The highlight of today’s gospel – John 15:16 “You did not choose me but I chose you…and then he emphasises this with ..I appointed you to go. It was not we who chose God but God who in his grace approached us with a call and an offer made out of his love. Out of this passage you and I can compile a list of things for which we are chosen and to which we are called;

 

  • We are chosen for joy – however hard the Christian way is, there is always joy in doing the right thing. We are redeemed sinners and within us is joy. How can any of us fail to be happy when we walk the ways of Jesus?

  • We are chosen for love – we are sent out to love one another. Sometimes we feel that we are sent out to compete with one another or to quarrel with one another. Sometimes we say to people that they should love one another when we ourselves do not demonstrate that. Jesus is saying this to us because he showed this to us by dying on the cross for us. Pauls 2nd letter to the Corinthians today speaks of “And he died for all, so that those who live might live no longer for themselves, but for him who died and was raised for them.

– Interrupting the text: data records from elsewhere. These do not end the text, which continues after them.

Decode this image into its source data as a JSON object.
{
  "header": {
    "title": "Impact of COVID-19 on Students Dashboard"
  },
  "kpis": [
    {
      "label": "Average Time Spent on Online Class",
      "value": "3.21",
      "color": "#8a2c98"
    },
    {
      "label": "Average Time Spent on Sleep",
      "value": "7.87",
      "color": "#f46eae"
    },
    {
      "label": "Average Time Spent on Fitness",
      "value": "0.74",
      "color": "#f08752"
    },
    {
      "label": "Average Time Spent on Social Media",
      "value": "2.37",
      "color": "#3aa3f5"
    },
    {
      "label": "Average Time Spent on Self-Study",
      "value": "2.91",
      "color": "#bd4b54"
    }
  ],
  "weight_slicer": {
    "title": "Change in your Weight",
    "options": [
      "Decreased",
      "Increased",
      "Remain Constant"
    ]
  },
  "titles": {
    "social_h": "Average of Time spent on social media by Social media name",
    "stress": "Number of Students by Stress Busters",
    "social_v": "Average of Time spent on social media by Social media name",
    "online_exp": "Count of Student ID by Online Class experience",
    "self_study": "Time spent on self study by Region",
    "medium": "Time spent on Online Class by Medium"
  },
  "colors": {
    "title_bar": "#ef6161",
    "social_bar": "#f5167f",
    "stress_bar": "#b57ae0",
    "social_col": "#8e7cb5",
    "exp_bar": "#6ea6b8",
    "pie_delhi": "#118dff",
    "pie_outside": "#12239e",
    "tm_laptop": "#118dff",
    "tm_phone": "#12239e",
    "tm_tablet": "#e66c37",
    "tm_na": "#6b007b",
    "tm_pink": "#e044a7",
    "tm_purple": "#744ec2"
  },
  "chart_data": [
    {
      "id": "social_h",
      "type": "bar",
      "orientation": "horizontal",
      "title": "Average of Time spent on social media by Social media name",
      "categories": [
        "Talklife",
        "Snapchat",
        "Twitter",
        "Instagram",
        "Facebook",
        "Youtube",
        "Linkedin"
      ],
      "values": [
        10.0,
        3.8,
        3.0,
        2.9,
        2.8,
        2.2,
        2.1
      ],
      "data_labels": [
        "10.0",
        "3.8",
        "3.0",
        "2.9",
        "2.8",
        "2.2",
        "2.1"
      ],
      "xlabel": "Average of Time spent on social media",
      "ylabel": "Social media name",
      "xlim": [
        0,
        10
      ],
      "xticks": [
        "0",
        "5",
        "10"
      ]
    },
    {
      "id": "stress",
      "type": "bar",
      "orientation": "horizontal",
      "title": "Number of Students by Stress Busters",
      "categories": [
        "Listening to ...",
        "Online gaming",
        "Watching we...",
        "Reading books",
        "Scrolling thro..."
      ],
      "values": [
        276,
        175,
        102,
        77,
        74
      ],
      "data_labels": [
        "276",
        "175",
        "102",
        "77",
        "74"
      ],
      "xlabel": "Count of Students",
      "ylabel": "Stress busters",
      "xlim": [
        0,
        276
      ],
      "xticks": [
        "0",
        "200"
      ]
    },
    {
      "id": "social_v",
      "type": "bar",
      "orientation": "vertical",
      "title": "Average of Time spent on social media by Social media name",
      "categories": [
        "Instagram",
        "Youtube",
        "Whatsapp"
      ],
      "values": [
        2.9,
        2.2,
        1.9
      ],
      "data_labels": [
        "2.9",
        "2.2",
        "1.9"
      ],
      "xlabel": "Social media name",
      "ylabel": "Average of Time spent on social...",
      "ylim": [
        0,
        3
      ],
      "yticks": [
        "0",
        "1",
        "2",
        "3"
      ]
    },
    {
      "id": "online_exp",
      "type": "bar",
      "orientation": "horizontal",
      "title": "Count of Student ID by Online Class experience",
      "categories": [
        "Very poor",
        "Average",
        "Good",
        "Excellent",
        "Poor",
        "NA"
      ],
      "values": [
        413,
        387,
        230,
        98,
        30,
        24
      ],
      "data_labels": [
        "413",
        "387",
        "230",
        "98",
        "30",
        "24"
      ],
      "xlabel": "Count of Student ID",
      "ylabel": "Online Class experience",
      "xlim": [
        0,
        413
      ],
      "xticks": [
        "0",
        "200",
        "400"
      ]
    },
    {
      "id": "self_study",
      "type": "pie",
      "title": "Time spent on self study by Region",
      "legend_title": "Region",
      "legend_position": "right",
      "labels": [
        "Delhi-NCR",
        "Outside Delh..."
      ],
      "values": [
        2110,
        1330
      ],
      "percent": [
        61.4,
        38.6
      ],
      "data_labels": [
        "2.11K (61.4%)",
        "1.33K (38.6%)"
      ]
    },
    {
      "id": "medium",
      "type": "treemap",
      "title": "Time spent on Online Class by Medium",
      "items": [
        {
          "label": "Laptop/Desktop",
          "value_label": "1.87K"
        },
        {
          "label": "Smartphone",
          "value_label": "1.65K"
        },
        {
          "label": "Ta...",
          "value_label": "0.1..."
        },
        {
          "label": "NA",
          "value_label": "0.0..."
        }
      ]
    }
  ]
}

  • Jesus called us to be his friends. He tells his disciples “I do not call you servants or slaves any more; he calls them friends. This is a wonderful offer, where we are no longer a distant stranger but a close friend.

 

Te Pouhere is secondly about a covenant, a covenant is either a verb or a noun, it is what you define it to be. A verb meaning – contract, treaty, bond, an agreement, it is a noun meaning – pledge, promise, vow…these are words we use in this day and age but a covenant is more, for me it is sacred. Sacred in a sense that there is more to it than just a contract or any of the other words I have already used. Sacred because it is between you as an individual and God. The constitution between the 3 Tikanga partners is a covenant that they have pledged to each other and to God, this makes them equal partners. But sometimes human nature kicks in and there is a scent of dissatisfaction and disrespect, but with sacred partnership there is always forgiveness, acceptance and restoration.

 

Today’s gospel says;

  • We are partners, slaves could never be partners. But as Jesus says “you are not my slaves; you are my partners. I have told you everything about what I am trying to do and why I am trying to do it, I have told you everything which God told me. In here Jesus is sharing his mind to us and has opened his heart to us. The choice is ours, can we accept or refuse our partnership with Christ in the work of mission, in the work of leading the world to God.

  • Jesus chose us as ambassadors. “I have chosen you he said, ‘to send you out’. He did not choose us to live a life retired from the world but to be his eyes, his ears and his mouth in the world. Jesus chose us to come to him, to know him fully and then to the world to make him known. That must be the daily pattern and rhythm of our lives

 

Te Pouhere is about us, our identity as a 3 Tikanga Church. Our identity is about love, partnership and the covenant we have made between ourselves as the 3 Tikanga Church and our God. It also about a calling to a commitment about mission within our own Tikanga, our own whanau or family.

 

In reality our commitment to the partnership that we share as a 3 Tikanga Church was already there well before we became a 3 Tikanga Church. Historically, when God sent Bishop Selwyn into the Solomon Islands the mustard seed that grew there was scattered into Fiji through our Solomoni ancestors because when the Anglican Church started it not only began with the planters but it lived on in the lives of the Solomoni settlements. From the time the Diocese of Polynesia was established as a missionary Diocese to one that is now an equal partner. There have been bishops, priests and people who have served and have helped the Diocese of Polynesia to what it is now.

 

What does the readings and Te Pouhere Sunday mean for us today?

  • That we are all called

  • We are all equal even though distinctly different from the other

  • We are called to be partners for the mission of God

  • We are called to be ambassadors

  • We are called to be friends

 

There are times we need to be responsible for the other, there are times when we need to just listen intently with an open heart and mind. Our mission is to live up to the calling that God has for us.